D’où vient le non si soudain de mon enfant ? 

Après avoir réaliser ses premiers pas et commencez à gagner en assurance, l’enfant entre dans la communication et l’analyse de votre comportement avec lui. 

Après avoir réaliser ses premiers pas et commencez à gagner en assurance, l’enfant entre dans la communication et l’analyse de votre comportement avec lui. 

Ainsi, il va commencer par vous imiter, vous qui lui dites non pour contraindre ses mouvements, ses actions. Ensuite, oui, votre enfant prendra du plaisir à vous répondre par la négation, à tout, même si cela ne signifie pas nécessairement un véritable refus.A cet âge, votre petit commence les envies de votre petit commence à s’affirmer, il forge le début de sa personnalité . Et, tout en construisant son identité, l’enfant cherche à vous tester.

Quelle attitude adopter face à l’enfant ?

Il joue pour la première fois avec vos limites, pour connaître son espace de liberté et aussi être sûr de pouvoir compter sur vous. Il est donc indispensable de correctement appréhender cette période d’opposition fondamentale dans la construction de l’enfant et sa relation avec vous. 

Restez donc sur la même ligne de conduite du début à la fin. Vous devez vous montrer ferme, sans être trop sévère. Ne perdez surtout pas votre calme, entre 2 et 3 ans, un enfant ne contrôle pas encore ses émotions, sa colère, ses crises sont normales. Mais ne cédez pas pour autant à ses caprices. Gardez en tête ces deux mots : patience et fermeté. L’adoption d’un cadre défini permettra à votre enfant de se développer en se sentant en sécurité même s’il affirme une opposition parfois violente. 

Enfin, l’enfant bien qu’il comprenne les besoins d’une limite, il a du mal à visualiser les conséquences des actions que vous lui demander de faire ou ne pas faire. Concrètement, expliquez vos décisions pour lui. Pas d’inquiétude, trouvez le juste milieu entre autorité, explications, et justification est tout à fait faisable.

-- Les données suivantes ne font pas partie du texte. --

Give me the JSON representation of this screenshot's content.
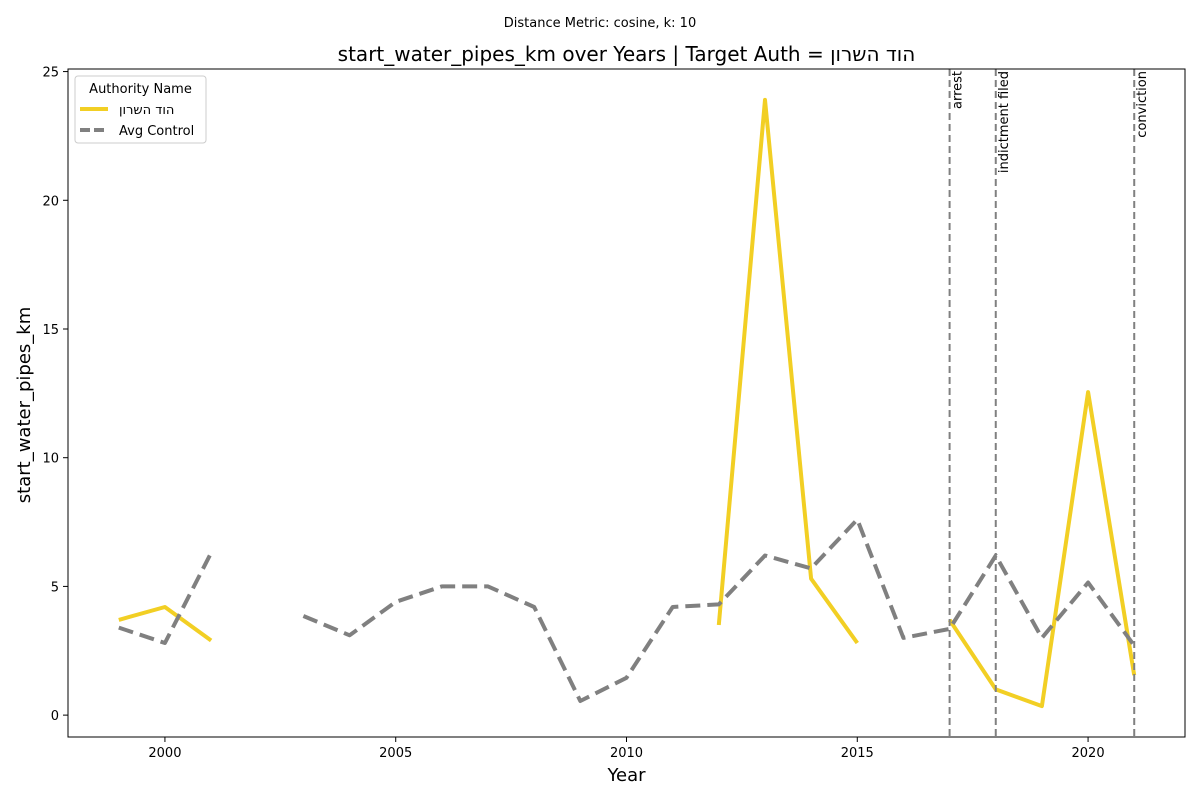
{
  "chart_data": {
    "type": "line",
    "suptitle": "Distance Metric: cosine, k: 10",
    "title": "start_water_pipes_km over Years | Target Auth = הוד השרון",
    "xlabel": "Year",
    "ylabel": "start_water_pipes_km",
    "xlim": [
      1997.9,
      2022.1
    ],
    "ylim": [
      -0.85,
      25.1
    ],
    "xticks": [
      2000,
      2005,
      2010,
      2015,
      2020
    ],
    "yticks": [
      0,
      5,
      10,
      15,
      20,
      25
    ],
    "legend": {
      "title": "Authority Name",
      "position": "top-left"
    },
    "series": [
      {
        "name": "הוד השרון",
        "color": "#f2cf24",
        "style": "solid",
        "points": [
          [
            1999,
            3.7
          ],
          [
            2000,
            4.2
          ],
          [
            2001,
            2.9
          ],
          [
            2002,
            null
          ],
          [
            2003,
            null
          ],
          [
            2004,
            null
          ],
          [
            2005,
            null
          ],
          [
            2006,
            null
          ],
          [
            2007,
            null
          ],
          [
            2008,
            null
          ],
          [
            2009,
            null
          ],
          [
            2010,
            null
          ],
          [
            2011,
            null
          ],
          [
            2012,
            3.5
          ],
          [
            2013,
            23.9
          ],
          [
            2014,
            5.3
          ],
          [
            2015,
            2.8
          ],
          [
            2016,
            null
          ],
          [
            2017,
            3.7
          ],
          [
            2018,
            1.0
          ],
          [
            2019,
            0.35
          ],
          [
            2020,
            12.55
          ],
          [
            2021,
            1.55
          ]
        ]
      },
      {
        "name": "Avg Control",
        "color": "#808080",
        "style": "dashed",
        "points": [
          [
            1999,
            3.4
          ],
          [
            2000,
            2.8
          ],
          [
            2001,
            6.3
          ],
          [
            2002,
            null
          ],
          [
            2003,
            3.85
          ],
          [
            2004,
            3.1
          ],
          [
            2005,
            4.4
          ],
          [
            2006,
            5.0
          ],
          [
            2007,
            5.0
          ],
          [
            2008,
            4.2
          ],
          [
            2009,
            0.55
          ],
          [
            2010,
            1.45
          ],
          [
            2011,
            4.2
          ],
          [
            2012,
            4.3
          ],
          [
            2013,
            6.2
          ],
          [
            2014,
            5.7
          ],
          [
            2015,
            7.6
          ],
          [
            2016,
            3.0
          ],
          [
            2017,
            3.35
          ],
          [
            2018,
            6.2
          ],
          [
            2019,
            3.0
          ],
          [
            2020,
            5.15
          ],
          [
            2021,
            2.7
          ]
        ]
      }
    ],
    "events": [
      {
        "x": 2017,
        "label": "arrest"
      },
      {
        "x": 2018,
        "label": "indictment filed"
      },
      {
        "x": 2021,
        "label": "conviction"
      }
    ]
  }
}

Répondre à ces questions ne vous enferme pas définitivement dans une voie. Ce qui est magnifique avec les blogs, c’est qu’ils sont en constante évolution au fur et à mesure de vos apprentissages, de votre développement et des interactions avec autrui. Il est toutefois opportun de savoir où et pourquoi vous vous lancez. L’articulation de vos objectifs peut simplement contribuer à apporter de nouvelles idées d’articles.

Quelles astuces pratiques puis-je mettre en place ?

Vous l’aurez compris votre mission de parents d’un enfant dans l’âge du non est de lui donner un cadre autoritaire raisonné et rassurant, le tout dans la plus grande bienveillance. 

Expliquer une action, cela passe par entendre le non de l’enfant et l’accepter. par exemple, en rentrant de l’école, le petit Thomas refuse d’enlever ses chaussures et courre partout. Alors, plutôt que de crier sans que cela ne semble le déranger, tentez de lui expliquer que les chaussures peuvent salir. De cette manière, vous posez des limites tout en donnant une bonne raison à votre demande. Sachez également que votre enfant apprécie se projeter et avoir des options. Pour reprendre l’idée des chaussures, vous pouvez dire “Tu enlèves tes chaussures maintenant, mais dès demain tu pourras les remettre !

” Quant aux options, pendant que vous travaillez, vous proposez à Thomas de jouer avec ses jouets. S’il refuse catégoriquement, acceptez son refus et proposez lui, de faire des dessins ou jouer avec quelque chose d’autre.